Sitting at the wheel, he took out his phone and dialled Amal’s number. When there was no reply, he left a brief message to say he had a possible lead and would be in touch again soon. Amal didn’t need to know that the lead concerned a stone-cold IRA killer recently sated with the blood of his long-time enemy and most likely capable of just about anything.

After he’d left his message Ben spent a few minutes trawling online for any further information on Fergus Doyle that he hadn’t already researched. From what he could put together, it seemed that the man had reached the peak of his ultra-violent career in 1983, five years after the death of his brother. Boonzie had been right: the atrocities committed by the Shankill Butchers, the gang of Loyalist thugs responsible for the wholesale murder and torture of innocent Catholics throughout the better part of the seventies and early eighties, were by no means any worse than the catalogue of carnage and cruelty attributed to Doyle and his followers.

But where the Shankill Butchers had been slow-witted enough to let themselves be hunted down and caught one by one, either shot or imprisoned, Doyle had somehow managed to evade capture all these years. From the turn of the nineties there seemed to be nothing more on him. Even in terrorist circles, everyone had their fifteen minutes of fame before obscurity beckoned.

Ben studied every image he could find of the man until he was confident that he’d recognise that ugly, mean, lopsided face at a glance, even lined and wrinkled with age as it must be today. Fergus Doyle had an evil look in his eye. Ben had seen enough of the dark side of the world to know what some evil men did to women unlucky enough to fall into their hands. Trophies kept for personal amusement, battered and raped until they were finally discarded dead in a ditch; drugged-up into hopeless junkies who would prostitute themselves to anyone for another fix; sold into the international trade in human trafficking.

Fergus Doyle. Ben didn’t give a damn how old and wrinkled that face was now. He’d still happily put three bullets through it if he couldn’t have Brooke back.

And maybe even if he could.

He put his phone away, clenched his jaw hard and took three deep breaths. Then he flung open the driver’s door, got out of the BMW and crossed the road to The Spinning Jenny.

Chapter Sixteen

The pub was dark and drab inside, and almost empty apart from a few drinkers hunched over pints of Guinness around a table at the back. Dirty light filtered in through the windows. The place smelled of stale beer. Stale tobacco smoke too, and there were flecks of cigarette ash on the floorboards – evidently nobody had been too bothered to clean up after last night’s after-hours lock-in, when small matters like abiding by the non-smoking regulations became even less important. That was fine by Ben. He sat at the bar and mechanically lit a Gauloise.

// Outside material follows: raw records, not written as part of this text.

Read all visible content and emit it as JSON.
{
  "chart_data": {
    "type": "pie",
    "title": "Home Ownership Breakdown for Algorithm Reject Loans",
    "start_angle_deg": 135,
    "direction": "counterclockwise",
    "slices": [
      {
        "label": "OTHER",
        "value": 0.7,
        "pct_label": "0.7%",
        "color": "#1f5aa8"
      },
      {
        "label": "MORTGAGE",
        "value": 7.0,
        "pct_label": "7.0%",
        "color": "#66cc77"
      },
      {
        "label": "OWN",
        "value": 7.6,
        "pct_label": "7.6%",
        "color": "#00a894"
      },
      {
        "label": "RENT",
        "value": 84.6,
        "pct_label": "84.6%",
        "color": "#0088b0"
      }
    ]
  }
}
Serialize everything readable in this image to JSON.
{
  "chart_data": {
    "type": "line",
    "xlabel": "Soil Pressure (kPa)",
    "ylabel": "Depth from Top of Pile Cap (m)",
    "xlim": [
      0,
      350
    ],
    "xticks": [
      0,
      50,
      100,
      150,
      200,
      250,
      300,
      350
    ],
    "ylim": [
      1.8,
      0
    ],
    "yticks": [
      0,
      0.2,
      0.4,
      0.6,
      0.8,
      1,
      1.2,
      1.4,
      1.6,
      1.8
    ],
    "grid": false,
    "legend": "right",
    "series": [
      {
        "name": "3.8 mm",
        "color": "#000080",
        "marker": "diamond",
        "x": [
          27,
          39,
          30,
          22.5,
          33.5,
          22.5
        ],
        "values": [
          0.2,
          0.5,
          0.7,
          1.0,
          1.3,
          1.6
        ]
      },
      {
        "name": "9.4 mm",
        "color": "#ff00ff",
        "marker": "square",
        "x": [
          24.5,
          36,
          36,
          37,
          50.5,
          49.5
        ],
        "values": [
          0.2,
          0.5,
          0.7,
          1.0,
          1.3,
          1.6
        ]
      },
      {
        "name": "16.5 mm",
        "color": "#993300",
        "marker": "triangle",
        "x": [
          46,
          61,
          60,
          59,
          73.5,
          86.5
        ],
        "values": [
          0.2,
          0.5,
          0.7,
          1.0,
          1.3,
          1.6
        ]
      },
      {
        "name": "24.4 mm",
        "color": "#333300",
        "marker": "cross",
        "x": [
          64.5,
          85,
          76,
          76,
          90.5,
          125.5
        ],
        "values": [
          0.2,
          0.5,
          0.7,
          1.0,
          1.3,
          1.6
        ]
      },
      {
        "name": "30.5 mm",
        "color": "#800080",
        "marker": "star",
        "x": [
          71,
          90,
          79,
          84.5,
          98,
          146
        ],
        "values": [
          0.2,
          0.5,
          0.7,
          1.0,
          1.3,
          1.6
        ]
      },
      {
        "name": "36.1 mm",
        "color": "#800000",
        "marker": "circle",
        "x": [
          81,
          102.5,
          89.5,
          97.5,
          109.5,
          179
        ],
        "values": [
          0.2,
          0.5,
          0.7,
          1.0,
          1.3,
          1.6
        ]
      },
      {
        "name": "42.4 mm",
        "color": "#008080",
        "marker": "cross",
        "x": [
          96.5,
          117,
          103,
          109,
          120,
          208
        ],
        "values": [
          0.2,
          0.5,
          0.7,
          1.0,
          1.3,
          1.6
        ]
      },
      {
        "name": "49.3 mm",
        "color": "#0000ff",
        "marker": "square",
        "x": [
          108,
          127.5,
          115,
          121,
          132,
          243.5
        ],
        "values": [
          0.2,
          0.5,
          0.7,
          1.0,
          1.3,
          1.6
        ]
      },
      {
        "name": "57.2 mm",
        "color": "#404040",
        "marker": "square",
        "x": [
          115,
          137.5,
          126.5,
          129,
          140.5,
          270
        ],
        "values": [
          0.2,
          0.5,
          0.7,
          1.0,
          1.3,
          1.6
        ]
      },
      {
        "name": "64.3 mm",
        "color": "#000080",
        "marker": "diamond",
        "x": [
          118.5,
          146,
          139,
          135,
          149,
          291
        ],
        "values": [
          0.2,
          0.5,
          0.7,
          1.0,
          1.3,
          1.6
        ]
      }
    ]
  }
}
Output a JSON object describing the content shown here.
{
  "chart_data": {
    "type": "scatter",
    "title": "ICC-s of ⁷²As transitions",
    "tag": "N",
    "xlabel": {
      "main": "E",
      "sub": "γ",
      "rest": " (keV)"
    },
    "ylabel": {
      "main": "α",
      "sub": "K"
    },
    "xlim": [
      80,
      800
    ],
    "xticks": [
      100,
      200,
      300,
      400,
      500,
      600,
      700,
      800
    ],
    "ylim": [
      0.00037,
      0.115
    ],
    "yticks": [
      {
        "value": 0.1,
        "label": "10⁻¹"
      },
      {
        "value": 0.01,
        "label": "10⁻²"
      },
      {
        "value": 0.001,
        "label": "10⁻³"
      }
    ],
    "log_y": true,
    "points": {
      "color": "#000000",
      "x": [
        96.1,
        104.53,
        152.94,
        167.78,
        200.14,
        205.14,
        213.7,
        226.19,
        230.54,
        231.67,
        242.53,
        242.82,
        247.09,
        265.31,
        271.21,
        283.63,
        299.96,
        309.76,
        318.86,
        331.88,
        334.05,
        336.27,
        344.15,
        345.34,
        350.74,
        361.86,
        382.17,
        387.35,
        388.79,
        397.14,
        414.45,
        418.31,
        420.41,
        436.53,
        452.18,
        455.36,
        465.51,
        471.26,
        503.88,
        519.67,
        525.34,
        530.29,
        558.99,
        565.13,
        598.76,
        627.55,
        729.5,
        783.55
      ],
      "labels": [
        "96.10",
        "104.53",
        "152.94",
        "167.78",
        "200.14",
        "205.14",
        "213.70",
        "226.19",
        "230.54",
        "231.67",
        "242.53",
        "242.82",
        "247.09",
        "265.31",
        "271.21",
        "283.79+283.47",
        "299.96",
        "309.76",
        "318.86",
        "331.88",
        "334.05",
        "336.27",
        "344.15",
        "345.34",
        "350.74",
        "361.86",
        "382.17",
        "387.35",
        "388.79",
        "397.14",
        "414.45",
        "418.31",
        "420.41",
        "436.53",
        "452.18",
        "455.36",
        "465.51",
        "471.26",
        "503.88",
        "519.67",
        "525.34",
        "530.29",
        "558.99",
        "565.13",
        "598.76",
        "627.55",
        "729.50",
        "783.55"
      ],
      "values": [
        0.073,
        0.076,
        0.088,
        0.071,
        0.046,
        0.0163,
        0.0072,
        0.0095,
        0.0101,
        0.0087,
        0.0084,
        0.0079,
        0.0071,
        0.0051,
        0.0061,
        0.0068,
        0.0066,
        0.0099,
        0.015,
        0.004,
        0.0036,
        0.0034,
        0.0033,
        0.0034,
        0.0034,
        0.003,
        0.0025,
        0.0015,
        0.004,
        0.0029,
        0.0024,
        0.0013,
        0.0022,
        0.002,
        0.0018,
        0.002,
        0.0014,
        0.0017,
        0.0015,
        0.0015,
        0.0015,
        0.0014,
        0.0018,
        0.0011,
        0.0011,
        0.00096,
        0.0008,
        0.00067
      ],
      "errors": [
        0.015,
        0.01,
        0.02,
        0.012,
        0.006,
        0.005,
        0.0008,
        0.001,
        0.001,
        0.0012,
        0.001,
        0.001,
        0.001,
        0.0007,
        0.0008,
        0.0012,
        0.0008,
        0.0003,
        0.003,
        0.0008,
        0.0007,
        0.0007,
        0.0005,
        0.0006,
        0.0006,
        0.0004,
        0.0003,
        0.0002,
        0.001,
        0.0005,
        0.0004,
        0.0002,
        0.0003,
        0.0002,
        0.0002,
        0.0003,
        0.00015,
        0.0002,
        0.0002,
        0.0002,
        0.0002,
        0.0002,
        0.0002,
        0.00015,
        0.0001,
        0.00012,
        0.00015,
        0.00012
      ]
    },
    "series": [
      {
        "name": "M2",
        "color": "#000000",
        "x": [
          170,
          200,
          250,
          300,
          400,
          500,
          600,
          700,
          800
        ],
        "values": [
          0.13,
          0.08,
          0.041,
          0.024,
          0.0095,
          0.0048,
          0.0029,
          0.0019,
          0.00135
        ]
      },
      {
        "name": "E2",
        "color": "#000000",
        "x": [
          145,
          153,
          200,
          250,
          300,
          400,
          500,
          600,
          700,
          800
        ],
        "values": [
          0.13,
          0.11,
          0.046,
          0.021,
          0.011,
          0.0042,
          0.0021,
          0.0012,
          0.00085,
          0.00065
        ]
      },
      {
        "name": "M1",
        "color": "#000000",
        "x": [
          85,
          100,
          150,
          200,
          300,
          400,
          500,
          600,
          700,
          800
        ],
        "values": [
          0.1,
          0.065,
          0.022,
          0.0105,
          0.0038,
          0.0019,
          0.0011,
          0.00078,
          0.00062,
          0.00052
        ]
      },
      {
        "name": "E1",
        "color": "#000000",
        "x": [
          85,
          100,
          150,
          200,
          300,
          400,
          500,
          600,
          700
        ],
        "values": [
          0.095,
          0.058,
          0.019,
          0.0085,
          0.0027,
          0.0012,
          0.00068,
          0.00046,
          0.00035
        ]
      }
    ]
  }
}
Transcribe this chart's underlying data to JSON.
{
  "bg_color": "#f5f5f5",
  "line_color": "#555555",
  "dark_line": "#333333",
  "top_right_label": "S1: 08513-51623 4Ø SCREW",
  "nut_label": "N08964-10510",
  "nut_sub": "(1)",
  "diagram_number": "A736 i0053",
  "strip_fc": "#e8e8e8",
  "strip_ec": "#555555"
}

The barman, a burly guy of about thirty, paused in the middle of polishing a pint glass, and fixed him with a belligerent eye. ‘Can’t smoke in here, friend.’

‘Right,’ Ben said, and took another drag. ‘How about a whiskey? Double.’

‘Ice?’

‘As it comes.’

When the barman slapped the glass on the scarred surface, Ben grabbed it and swallowed the liquor down in one stinging gulp. The alcohol hit his system fast, making him realise how little he’d eaten in the last couple of days. He ordered another, and a bag of crisps to go with it.